I really enjoy my class though; I can make as many mistakes as I want and she won’t mind. That’s what I like. I’m not judged. (I feel I’m constantly being judged when I speak Spanish around others) She was also all praise about my Spanish too. I really do feel like it’s terrible, so when she congratulates me I really don’t know how to respond. I’d love to agree and know that my speaking ability is good, but at the moment I just can’t. When I’m not with her my Spanish hides and I can’t get the words out! So that’s my problem!

The class kind of reminded me that it’s still in my head somewhere…. I haven’t forgotten it…. and that I can talk with some degree of fluency…. with confidence I might add!

Aisling

No, It Didn’t Go Well

My last blog explained how I started learning Spanish in a university for 5 days a week. Today was the second time I went and let’s just say it didn’t go very well.
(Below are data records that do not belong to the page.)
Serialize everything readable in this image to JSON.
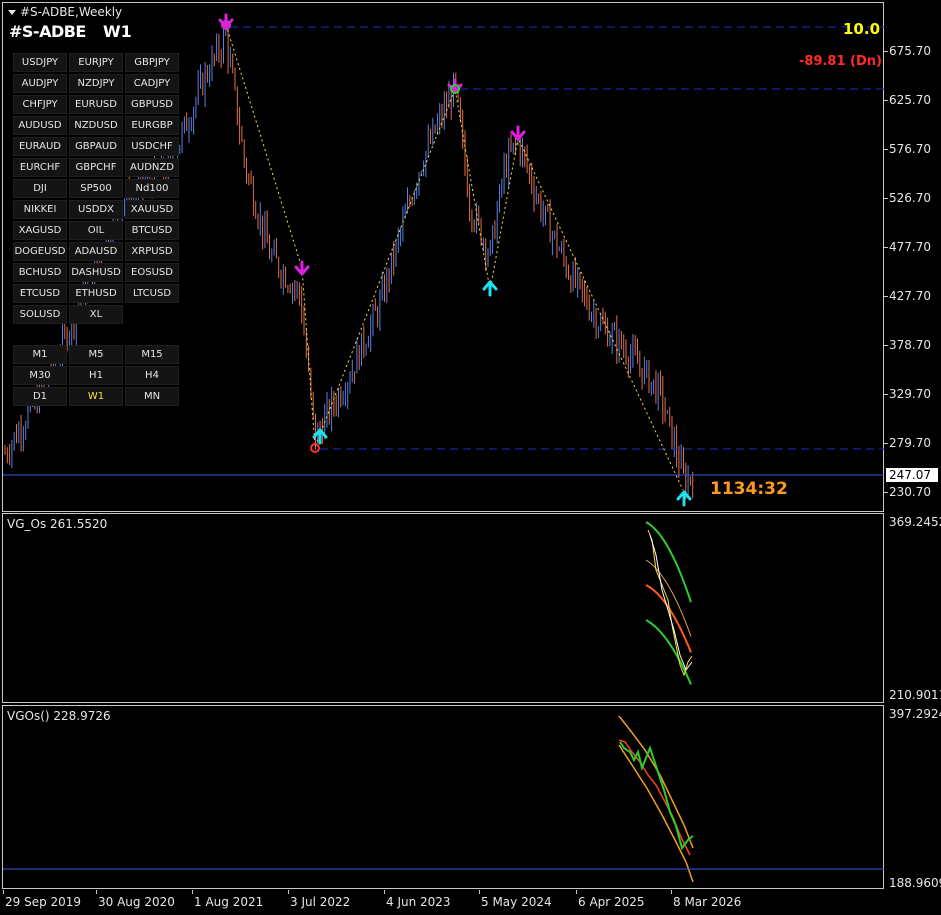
{
  "window": {
    "title": "#S-ADBE,Weekly",
    "symbol": "#S-ADBE",
    "timeframe": "W1"
  },
  "main": {
    "price_scale": [
      "675.70",
      "625.70",
      "576.70",
      "526.70",
      "477.70",
      "427.70",
      "378.70",
      "329.70",
      "279.70",
      "230.70"
    ],
    "current_price": "247.07",
    "top_value": "10.0",
    "direction_value": "-89.81 (Dn)",
    "timer": "1134:32"
  },
  "symbol_buttons": [
    [
      "USDJPY",
      "EURJPY",
      "GBPJPY"
    ],
    [
      "AUDJPY",
      "NZDJPY",
      "CADJPY"
    ],
    [
      "CHFJPY",
      "EURUSD",
      "GBPUSD"
    ],
    [
      "AUDUSD",
      "NZDUSD",
      "EURGBP"
    ],
    [
      "EURAUD",
      "GBPAUD",
      "USDCHF"
    ],
    [
      "EURCHF",
      "GBPCHF",
      "AUDNZD"
    ],
    [
      "DJI",
      "SP500",
      "Nd100"
    ],
    [
      "NIKKEI",
      "USDDX",
      "XAUUSD"
    ],
    [
      "XAGUSD",
      "OIL",
      "BTCUSD"
    ],
    [
      "DOGEUSD",
      "ADAUSD",
      "XRPUSD"
    ],
    [
      "BCHUSD",
      "DASHUSD",
      "EOSUSD"
    ],
    [
      "ETCUSD",
      "ETHUSD",
      "LTCUSD"
    ],
    [
      "SOLUSD",
      "XL"
    ]
  ],
  "timeframe_buttons": [
    [
      "M1",
      "M5",
      "M15"
    ],
    [
      "M30",
      "H1",
      "H4"
    ],
    [
      "D1",
      "W1",
      "MN"
    ]
  ],
  "active_timeframe": "W1",
  "indicator1": {
    "title": "VG_Os 261.5520",
    "scale_max": "369.2452",
    "scale_min": "210.9011"
  },
  "indicator2": {
    "title": "VGOs() 228.9726",
    "scale_max": "397.2924",
    "scale_min": "188.9609"
  },
  "x_axis": [
    "29 Sep 2019",
    "30 Aug 2020",
    "1 Aug 2021",
    "3 Jul 2022",
    "4 Jun 2023",
    "5 May 2024",
    "6 Apr 2025",
    "8 Mar 2026"
  ],
  "colors": {
    "bull": "#5b7fe0",
    "bear": "#e0704a",
    "down_arrow": "#e020e0",
    "up_arrow": "#20e0f0",
    "zigzag": "#f5e33a",
    "level_line": "#1e2ec8"
  }
}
Yesterday it was only me and this only guy, and it went ok. The teacher went over some simple stuff and I thought it went fine. The guys Spanish was much better than mine but sure I’m in the basics class, he can’t be that good.

So I arrive to class again and theres another student there. And blabber blabber blabber was all I heard…in fast spanish that I didn’t understand at all!

The class went like this: the teacher asked a question to the other two students. They talked fluently and fast. Then it got to me and I didn’t understand what she was asking. She repeated again and, yet again I didn’t understand.  Aw it was so frustrating.

So while the two other students were chatting away, I just did nothing and stared into space because I just couldn’t understand anything they were saying.

Also the attitude of the teacher annoyed me aswell. She didn’t try and use her body to help me understand. She just repeated the question again, maybe swapping one word out for another.

One question she asked me was “Give me a suggestion on how to put on weight”.

The word I didn’t know was ‘to put on’, so of course I didn’t understand the question. Then asked me “Give me a suggestion on how to lose weight”. Again I didn’t know what the word for ‘to lose weight’ was. Again there was silence.

I feel like I just annoyed the teacher because I couldn’t understand her. So for the rest of the class she just sort of chatted with the other two students about god knows what. I just felt useless.

Now I’m not annoyed at myself. (Usually this is the case), I’m just annoyed that she told me that this was a basics class. I’m basic…. the other student’s are definitely not! They seem to be intermediate.

The book she uses is basic, and it suits me fine, but todays class was more like a discussion on this and that, and I just don’t have the Spanish for that. I admit it, I need to learn basic beginner Spanish.

So I left the class upset and just feeling down about the whole thing. I don’t want to have to worry every day about going to class. I really don’t. My aim is to be happy in life, and I know this will just worry me and put me down. Thankfully we don’t have class tomorrow, but I’m already worrying about Mondays class.

I’m seriously considering not going, because I don’t want to worry myself. I want to be able to go without worry and knowing that I’m in the same level as everyone else. I want to enjoy the class, and today I certainly didn’t.

I don’t even feel like the teacher likes me that much. It might just be me but I just felt like today I was annoying her because I couldn’t understand and I was slowing the class down. She should have known that the class was too advanced for me, she did an interview with me to assess my Spanish!!

So I’ll see what happens. But at least I’m not annoyed at myself. My spanish is just lower than theirs at the moment.